The Intended Meaning
The text presents Iblis/the Devil as a framework that explains evil, desire, error, depravity, and concealment In this context, it is contrasted with piety and purification, so the Devil becomes a symbol of deviation and corruption
The Atom’s Structure in the Atlas
- Type of argument: interpretive
- Argument movement: the Devil is read as a symbol of deviation and corruption.
- Key terms: Iblis, the Devil, evil, purification.

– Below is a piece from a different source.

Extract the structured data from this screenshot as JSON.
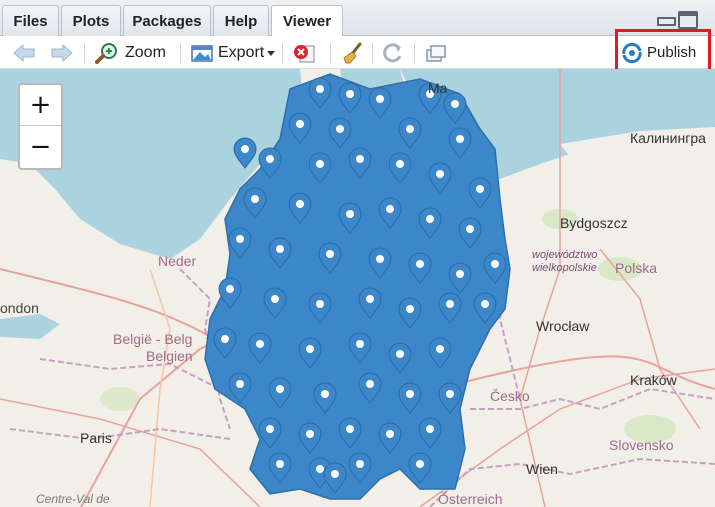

- Degree of centrality: central.
The image of the Devil shifts from an isolated being in exhortatory reading to a semantic structure that represents deceit, corruption, and deviation in contrast to piety and purification.
Reading Aids
Basis
- Supporting text: «It presents the Iblis/Devil dialectic as a framework for understanding evil, desire, error, depravity, and concealment, in contrast to piety and purification».
Degree of Documentation
- Level: directly documented
- Meaning of the level: the atom rests on an explicit witness close to the formulation of the claim.
- Limits of the reading: the formulation above is an analytical summary and should not be treated as a literal quotation unless the witness is quoted verbatim.
Its Function in the Book
Its function here is definitional; it fixes a meaning or conceptual distinction that Shahrur relies on in building the idea.
Editorial Note
A useful symbolic atom for understanding the moral structure in the stories.